Bu açıklamaların ışığında maddi olay değerlendirildiğinde;
Mağdure, sanığın komşusu olup kocası cezaevindedir. Ailece muhtaç durumda bulunduğu için zaman zaman sanığın ailesinden yardım görmektedir. Olay gününe kadar bu ilişkinin cinsel boyutu bulunduğu dosyaya yansımamış, bu konuda herhangi bir beyanda bulunulmamıştır. Mağdurenin, olay günü, aldığı alkolün etkisiyle kendinden geçtiği ve bu itibarla fiile mukavemet edemeyecek durumda olduğu, sanığın kızı ve karısı tarafından da ifade edilmiştir. Sanığın karısının kendisini tokatlamasına tepki vermediği ve üzerinden çıkarılan elbiseleri de sanığın kızı tarafından giydirildiği gözönünde tutulduğunda;mağdurenin, ırzına geçildiği esnada, olan bitenden haberi olmadığı ve rızasının bulunmadığı anlaşılmaktadır.
Öte yandan, muhtaç durumda, iki çocuklu ve kocası cezaevinde bulunan mağdurenin, sanığın karısının ev taşıma işine yardım ettikten sonra,birlikte yenilen öğle yemeğinde alkol almasının, cinsel ilişkiye hazır olduğu kanaatini doğuracak bir bilgi ve beyan da dosyada bulunmamaktadır. Aksine, başka bir odaya taşındıktan sonra, sanığın eylemi sırasında kendinde olmayıp baygın durumda bulunduğu,sanığın kızı ve karısı olan tanıklar tarafından görgüye dayalı olarak belirtilmiştir. Sırf alkolü bilerek aldı diye, bu durumdaki bir kişinin ırzına geçilmesi, yasal yönden haklı görülemez.

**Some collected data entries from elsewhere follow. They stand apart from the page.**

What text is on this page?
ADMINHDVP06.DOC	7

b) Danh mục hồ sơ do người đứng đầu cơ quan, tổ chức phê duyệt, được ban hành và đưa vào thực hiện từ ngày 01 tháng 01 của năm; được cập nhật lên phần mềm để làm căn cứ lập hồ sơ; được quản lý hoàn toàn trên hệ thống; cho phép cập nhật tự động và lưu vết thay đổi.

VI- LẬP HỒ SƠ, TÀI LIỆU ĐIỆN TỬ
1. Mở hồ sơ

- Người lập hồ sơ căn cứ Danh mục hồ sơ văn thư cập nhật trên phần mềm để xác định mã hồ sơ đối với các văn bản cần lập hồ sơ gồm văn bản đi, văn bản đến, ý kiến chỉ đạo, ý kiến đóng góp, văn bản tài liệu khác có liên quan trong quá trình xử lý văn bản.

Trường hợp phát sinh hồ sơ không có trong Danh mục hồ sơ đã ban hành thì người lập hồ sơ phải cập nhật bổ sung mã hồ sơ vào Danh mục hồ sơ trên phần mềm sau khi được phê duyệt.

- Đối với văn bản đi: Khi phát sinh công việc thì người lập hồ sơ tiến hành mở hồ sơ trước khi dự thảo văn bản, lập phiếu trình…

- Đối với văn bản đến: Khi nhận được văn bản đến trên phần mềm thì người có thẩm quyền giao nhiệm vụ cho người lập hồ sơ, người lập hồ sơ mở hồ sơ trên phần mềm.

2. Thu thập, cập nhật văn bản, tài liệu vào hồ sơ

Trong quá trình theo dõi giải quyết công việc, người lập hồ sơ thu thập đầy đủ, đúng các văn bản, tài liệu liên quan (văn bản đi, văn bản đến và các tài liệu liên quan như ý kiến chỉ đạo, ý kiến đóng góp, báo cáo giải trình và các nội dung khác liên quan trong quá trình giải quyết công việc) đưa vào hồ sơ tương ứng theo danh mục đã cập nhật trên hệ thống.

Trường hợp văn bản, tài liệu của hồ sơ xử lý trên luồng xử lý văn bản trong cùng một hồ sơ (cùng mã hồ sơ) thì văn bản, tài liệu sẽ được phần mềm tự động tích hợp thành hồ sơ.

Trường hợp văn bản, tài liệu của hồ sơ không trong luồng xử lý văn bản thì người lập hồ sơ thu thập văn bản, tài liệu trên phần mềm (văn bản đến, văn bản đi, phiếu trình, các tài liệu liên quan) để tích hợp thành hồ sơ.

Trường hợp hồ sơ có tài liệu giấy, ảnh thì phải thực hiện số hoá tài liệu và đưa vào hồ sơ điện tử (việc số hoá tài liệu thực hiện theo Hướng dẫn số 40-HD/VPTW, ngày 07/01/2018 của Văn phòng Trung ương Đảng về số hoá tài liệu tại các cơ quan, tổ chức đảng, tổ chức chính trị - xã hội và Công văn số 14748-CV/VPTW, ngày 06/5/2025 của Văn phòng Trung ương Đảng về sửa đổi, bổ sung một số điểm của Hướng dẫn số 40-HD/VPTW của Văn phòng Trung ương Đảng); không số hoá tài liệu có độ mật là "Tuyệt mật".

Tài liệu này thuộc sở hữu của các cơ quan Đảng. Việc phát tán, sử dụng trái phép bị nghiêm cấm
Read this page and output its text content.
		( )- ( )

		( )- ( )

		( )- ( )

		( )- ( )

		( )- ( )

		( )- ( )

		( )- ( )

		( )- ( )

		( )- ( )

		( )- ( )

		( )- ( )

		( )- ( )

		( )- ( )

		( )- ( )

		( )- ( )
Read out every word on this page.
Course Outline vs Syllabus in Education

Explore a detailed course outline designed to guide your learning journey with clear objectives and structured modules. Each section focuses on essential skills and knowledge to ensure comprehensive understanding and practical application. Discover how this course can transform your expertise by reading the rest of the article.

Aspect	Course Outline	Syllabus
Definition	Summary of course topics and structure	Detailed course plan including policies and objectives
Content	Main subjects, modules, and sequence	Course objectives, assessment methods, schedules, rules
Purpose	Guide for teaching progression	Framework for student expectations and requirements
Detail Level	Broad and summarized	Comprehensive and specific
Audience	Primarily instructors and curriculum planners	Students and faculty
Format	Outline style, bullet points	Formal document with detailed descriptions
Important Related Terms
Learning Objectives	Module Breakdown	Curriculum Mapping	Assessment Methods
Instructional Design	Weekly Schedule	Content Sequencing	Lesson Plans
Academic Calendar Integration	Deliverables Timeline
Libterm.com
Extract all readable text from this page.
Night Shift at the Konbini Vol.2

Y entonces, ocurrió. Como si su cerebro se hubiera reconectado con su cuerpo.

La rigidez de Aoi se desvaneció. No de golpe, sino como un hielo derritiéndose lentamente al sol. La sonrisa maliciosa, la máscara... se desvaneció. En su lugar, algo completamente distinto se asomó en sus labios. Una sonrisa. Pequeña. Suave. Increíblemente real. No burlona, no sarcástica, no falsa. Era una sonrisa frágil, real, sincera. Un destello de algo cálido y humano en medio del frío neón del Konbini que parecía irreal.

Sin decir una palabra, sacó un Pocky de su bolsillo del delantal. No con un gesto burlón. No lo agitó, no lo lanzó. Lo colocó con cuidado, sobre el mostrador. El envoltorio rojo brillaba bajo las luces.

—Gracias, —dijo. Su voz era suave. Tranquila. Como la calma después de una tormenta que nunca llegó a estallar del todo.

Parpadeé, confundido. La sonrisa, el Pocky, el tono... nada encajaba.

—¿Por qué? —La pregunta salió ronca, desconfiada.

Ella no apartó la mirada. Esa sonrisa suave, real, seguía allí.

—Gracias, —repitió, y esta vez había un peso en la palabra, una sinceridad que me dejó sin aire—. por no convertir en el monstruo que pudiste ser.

İtiraznamede ileri sürülenin aksine mağdure,müdahale tarihinden önce C.Savcılığına verdiği 22/09/1998 günlü ifadesinde sanıktan şikayetçi olduğunu bildirmiştir. Kaldı ki, şikayetin geç yapılmış olmasından mağdurenin aleyhine sonuç çıkarmak haklı bir kabul şekli olamayacağı gibi, mağdurenin kendi arzusu ile alkol alması, başına, rızası, haricinde gelen kötülüklerin normal karşılanması sonucunu doğurmamalıdır. Aksine kabulün, ahlâki ve mantıki savunması yapılamayacağı gibi,her türlü kötü eyleme yönelmenin mazeretine de ortam hazırlayacağı aşikârdır.
İncelenen olayda mefruz cebir bulunmadığı hususunda Başsavcılıkça 5. Ceza Dairesinin 22/05/1985 gün ve 1345/2248 sayılı kararının emsal gösterildiği anla anlaşılmakta ise de; Özel Daire kararında anlatılan olay, işleniş şekli,suç yeri,tarafların bir araya geliş sebep şekil ve süreleri, mağdure konumundakilerin toplumdaki yeri ve sosyal durumları bakımından olayımız ile örtüşmemektedir. Kaldı ki; her sarhoşluk halinin mefruz cebiri oluşturacağı söylenemez. Burada gözönünde tutulacak ölçü,mağdurdaki mukavemet iktidarının ortadan kalkıp kalkmadığıdır. Somut olayda da mağdurenin, aldığı alkolün etkisiyle failin fiiline mukavemet edemeyecek durumda olduğu, bu halde iken sanığın kendisine karşı işlediği ırza geçme fiiline rızası bulunmadığı anlaşıldığından, itirazın reddine karar verilmelidir.
SONUÇ : Açıklanan nedenlerle Yargıtay C.Başsavcılığı itirazının REDDİNE,13/04/1999 günü oybirliği ile karar verildi.